As life goes on for those left behind, the day to day routine continued as best as it could, and then the YWLP commenced.  I must admit that I wasn’t in the right state of mind to meet new people and certainly wasn’t prepared for the workshops on life analysis. So to be confronted in the first few workshops with 25 strangers, and various tasks such as questioning our personal values, dreams and goals – it was the last thing I wanted to be doing.  The climax came in the workshop about discovering our ‘Passions’, where we had to determine and discuss what we were passionate about.  When I could not identify anything – I was so incredibly upset and disappointed with myself I just wanted to chuck it all in.  Of course, what I realize now is that I was going through the natural grieving process, and that I was struggling with a relapse in my depression.

Thankfully, as the end of the program nears, I can gratefully say that I have now realised what it is that I truly value in life, and have ‘re-discovered’ my passions, as well as a few new ones.
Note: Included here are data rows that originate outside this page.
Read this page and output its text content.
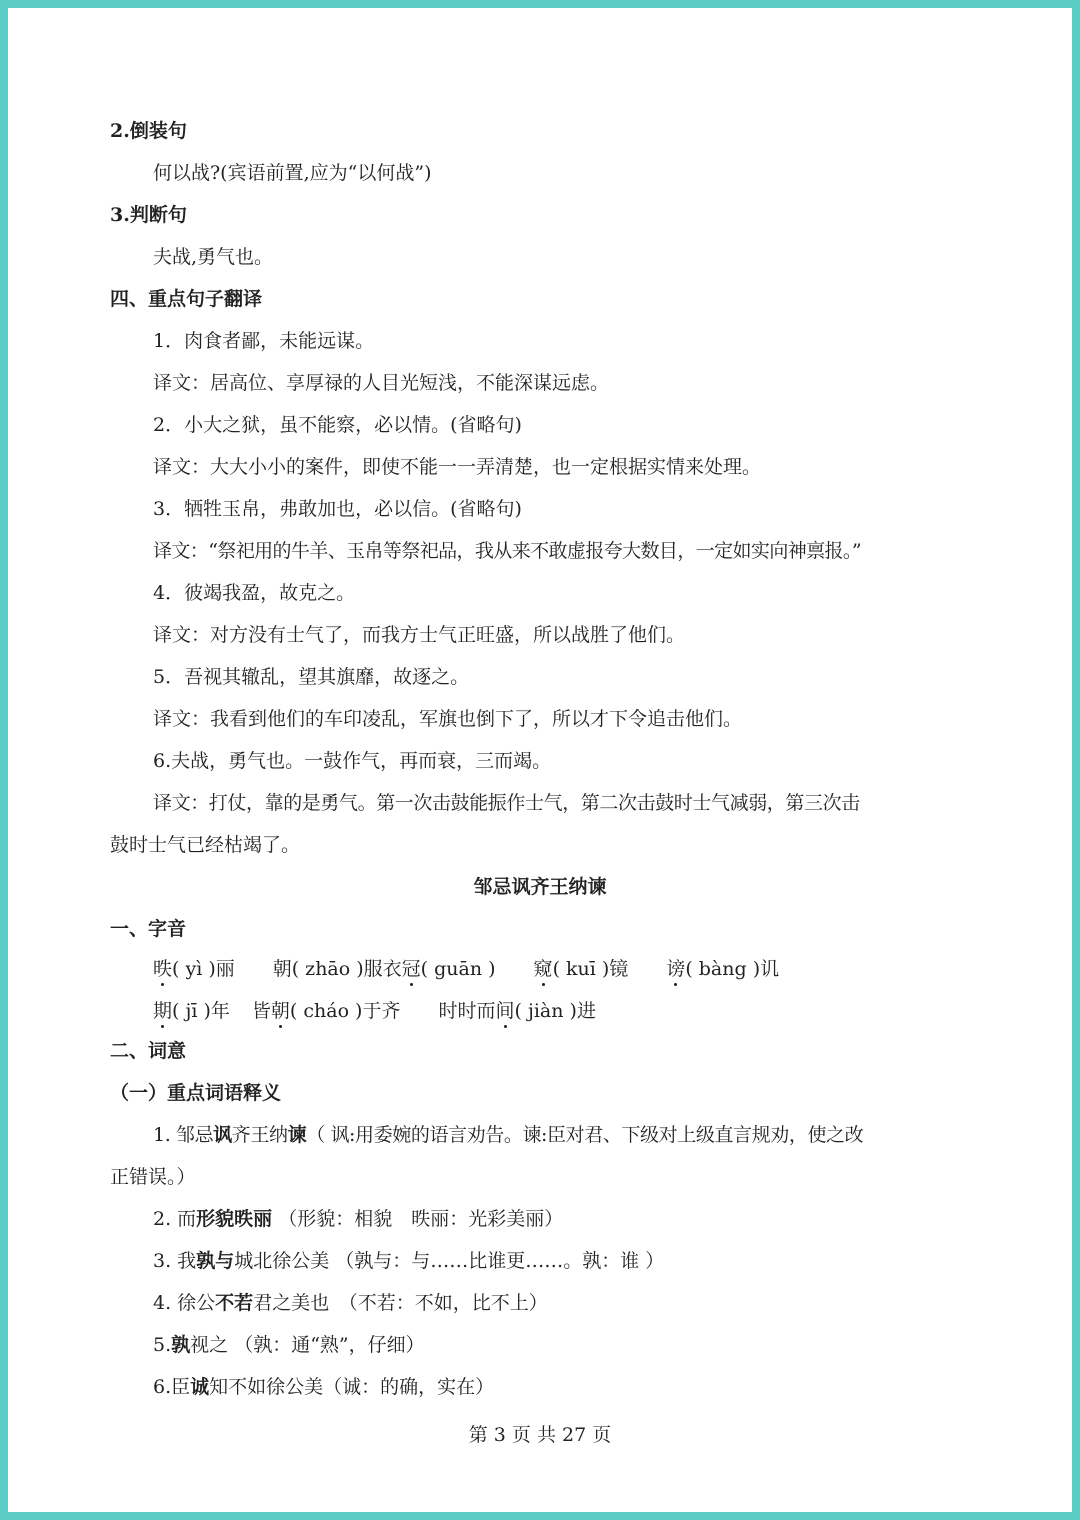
2.倒装句
何以战?(宾语前置,应为“以何战”)
3.判断句
夫战,勇气也。
四、重点句子翻译
1．肉食者鄙，未能远谋。
译文：居高位、享厚禄的人目光短浅，不能深谋远虑。
2．小大之狱，虽不能察，必以情。(省略句)
译文：大大小小的案件，即使不能一一弄清楚，也一定根据实情来处理。
3．牺牲玉帛，弗敢加也，必以信。(省略句)
译文：“祭祀用的牛羊、玉帛等祭祀品，我从来不敢虚报夸大数目，一定如实向神禀报。”
4．彼竭我盈，故克之。
译文：对方没有士气了，而我方士气正旺盛，所以战胜了他们。
5．吾视其辙乱，望其旗靡，故逐之。
译文：我看到他们的车印凌乱，军旗也倒下了，所以才下令追击他们。
6.夫战，勇气也。一鼓作气，再而衰，三而竭。
译文：打仗，靠的是勇气。第一次击鼓能振作士气，第二次击鼓时士气减弱，第三次击
鼓时士气已经枯竭了。
邹忌讽齐王纳谏
一、字音
昳( yì )丽 朝( zhāo )服衣冠( guān ) 窥( kuī )镜 谤( bàng )讥
期( jī )年 皆朝( cháo )于齐 时时而间( jiàn )进
二、词意
（一）重点词语释义
1. 邹忌讽齐王纳谏（ 讽:用委婉的语言劝告。谏:臣对君、下级对上级直言规劝，使之改
正错误。）
2. 而形貌昳丽 （形貌：相貌　昳丽：光彩美丽）
3. 我孰与城北徐公美 （孰与：与……比谁更……。孰：谁 ）
4. 徐公不若君之美也　（不若：不如，比不上）
5.孰视之 （孰：通“熟”，仔细）
6.臣诚知不如徐公美（诚：的确，实在）
第 3 页 共 27 页
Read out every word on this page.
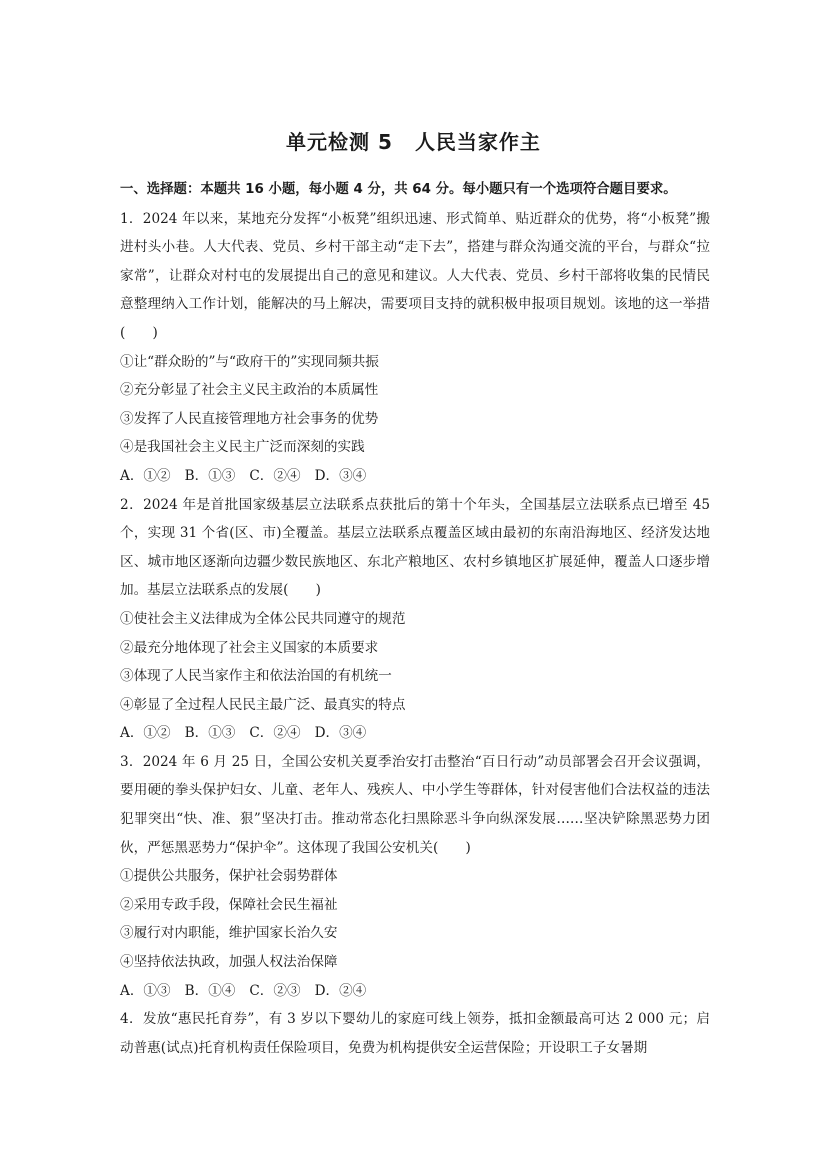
单元检测 5 人民当家作主

一、选择题：本题共 16 小题，每小题 4 分，共 64 分。每小题只有一个选项符合题目要求。

1．2024 年以来，某地充分发挥“小板凳”组织迅速、形式简单、贴近群众的优势，将“小板凳”搬进村头小巷。人大代表、党员、乡村干部主动“走下去”，搭建与群众沟通交流的平台，与群众“拉家常”，让群众对村屯的发展提出自己的意见和建议。人大代表、党员、乡村干部将收集的民情民意整理纳入工作计划，能解决的马上解决，需要项目支持的就积极申报项目规划。该地的这一举措(　　)

①让“群众盼的”与“政府干的”实现同频共振

②充分彰显了社会主义民主政治的本质属性

③发挥了人民直接管理地方社会事务的优势

④是我国社会主义民主广泛而深刻的实践

A．①② B．①③ C．②④ D．③④

2．2024 年是首批国家级基层立法联系点获批后的第十个年头，全国基层立法联系点已增至 45 个，实现 31 个省(区、市)全覆盖。基层立法联系点覆盖区域由最初的东南沿海地区、经济发达地区、城市地区逐渐向边疆少数民族地区、东北产粮地区、农村乡镇地区扩展延伸，覆盖人口逐步增加。基层立法联系点的发展(　　)

①使社会主义法律成为全体公民共同遵守的规范

②最充分地体现了社会主义国家的本质要求

③体现了人民当家作主和依法治国的有机统一

④彰显了全过程人民民主最广泛、最真实的特点

A．①② B．①③ C．②④ D．③④

3．2024 年 6 月 25 日，全国公安机关夏季治安打击整治“百日行动”动员部署会召开会议强调，要用硬的拳头保护妇女、儿童、老年人、残疾人、中小学生等群体，针对侵害他们合法权益的违法犯罪突出“快、准、狠”坚决打击。推动常态化扫黑除恶斗争向纵深发展……坚决铲除黑恶势力团伙，严惩黑恶势力“保护伞”。这体现了我国公安机关(　　)

①提供公共服务，保护社会弱势群体

②采用专政手段，保障社会民生福祉

③履行对内职能，维护国家长治久安

④坚持依法执政，加强人权法治保障

A．①③ B．①④ C．②③ D．②④

4．发放“惠民托育券”，有 3 岁以下婴幼儿的家庭可线上领券，抵扣金额最高可达 2 000 元；启动普惠(试点)托育机构责任保险项目，免费为机构提供安全运营保险；开设职工子女暑期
In fact one of my passions had always been writing – of which I had almost forgotten about – and what more could I have asked for then to have taken part in the creation of our booklet ‘Journey to Leadership.’

This brings me to what I think has been one of the most important things about the YWLP.  The YWLP has provided me with a safe, trusting and supportive environment in which I could embark and continue on a life changing journey, thanks to my fellow class members and of course, Alicia.  This has resulted in the strengthening of, and the creation of some very special friendships.

On another note, it has been due to the opportunities offered via the program, and the ‘soul-searching challenges’ we needed to undertake, that I do actually find myself happy.  It is a strange feeling, and I do have to pinch myself occasionally, as I have gone through most of my life telling myself that ‘I just want to be happy’, and it has been through this program, where I finally focused on other things…well…it has brought me what I had been looking for all of this time.  Indeed, it’s like a shroud has been lifted and I can see a whole new world.